Gregor Townsend has admitted he waited too long to use his replacements in Scotland's 42-28 defeat to South Africa in Pretoria on Saturday, as the Springboks completed a clean sweep of Six Nations and Rugby Championship nations over the past calendar year and stretched their winning run to ten straight Tests.

Scotland were level at 14-all at half-time and troubled the Boks throughout, but tries from Elrigh Louw, Damian Willemse and Zach Porthen opened a 35-14 gap before Josh Bayliss and Ben White gave the visitors late hope.

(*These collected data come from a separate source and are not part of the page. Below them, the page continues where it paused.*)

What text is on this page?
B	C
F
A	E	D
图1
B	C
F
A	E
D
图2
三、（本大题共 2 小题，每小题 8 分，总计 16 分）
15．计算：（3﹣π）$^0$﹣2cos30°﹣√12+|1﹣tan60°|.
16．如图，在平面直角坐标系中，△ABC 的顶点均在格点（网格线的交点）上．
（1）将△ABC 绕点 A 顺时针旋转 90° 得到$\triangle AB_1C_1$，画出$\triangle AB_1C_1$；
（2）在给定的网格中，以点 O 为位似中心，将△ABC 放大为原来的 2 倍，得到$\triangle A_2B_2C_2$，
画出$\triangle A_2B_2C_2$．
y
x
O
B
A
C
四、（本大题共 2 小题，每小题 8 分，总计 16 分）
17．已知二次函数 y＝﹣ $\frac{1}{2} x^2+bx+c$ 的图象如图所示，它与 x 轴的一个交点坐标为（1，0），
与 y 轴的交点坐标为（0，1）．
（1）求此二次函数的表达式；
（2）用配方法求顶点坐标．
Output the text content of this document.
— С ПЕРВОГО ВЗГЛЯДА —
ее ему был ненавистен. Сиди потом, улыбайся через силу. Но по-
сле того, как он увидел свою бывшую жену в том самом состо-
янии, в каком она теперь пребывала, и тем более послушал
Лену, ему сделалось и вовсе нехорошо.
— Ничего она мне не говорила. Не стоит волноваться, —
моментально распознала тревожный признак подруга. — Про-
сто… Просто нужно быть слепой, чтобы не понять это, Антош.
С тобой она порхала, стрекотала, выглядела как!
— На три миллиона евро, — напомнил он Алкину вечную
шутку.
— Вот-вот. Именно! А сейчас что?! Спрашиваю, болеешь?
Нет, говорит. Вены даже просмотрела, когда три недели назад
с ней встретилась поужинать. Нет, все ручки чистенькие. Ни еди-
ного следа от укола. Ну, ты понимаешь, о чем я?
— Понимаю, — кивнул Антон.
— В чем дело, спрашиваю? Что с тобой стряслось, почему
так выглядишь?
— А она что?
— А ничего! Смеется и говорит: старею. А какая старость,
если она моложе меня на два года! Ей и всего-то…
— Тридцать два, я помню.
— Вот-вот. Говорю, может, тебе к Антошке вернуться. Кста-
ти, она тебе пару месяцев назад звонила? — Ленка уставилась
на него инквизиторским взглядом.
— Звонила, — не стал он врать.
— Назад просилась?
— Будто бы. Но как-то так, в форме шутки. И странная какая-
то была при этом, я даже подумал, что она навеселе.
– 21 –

Jesse Kriel's try in the 77th minute closed out the win.

Townsend credited his finishers for the comeback momentum but acknowledged they should have been introduced earlier. "The starters put in a huge effort but the bench were the ones making those line breaks and finishing off opportunities," he said. "Perhaps we could have got the bench on earlier – easy in hindsight, but they certainly made a big, big impact when they came on."

Asked directly whether South Africa deserve their world number one ranking, Townsend was unequivocal. "Yes. They showed it again today. They've obviously got huge strength and depth. They won a number of games in November when they were down to 14 men, and they found a way to win today."

Rassie Erasmus used the match deliberately to assess fringe squad members against high-calibre opposition, indicating Scotland presented a stiffer examination than England. "Sometimes we must put our personal goals to one side – how many games you've won in a row or even putting winning this championship on the line – so that you can know who can do what," Erasmus said. "If you don't make those calls you would never know." It was Scotland's first Test in South Africa since 2013.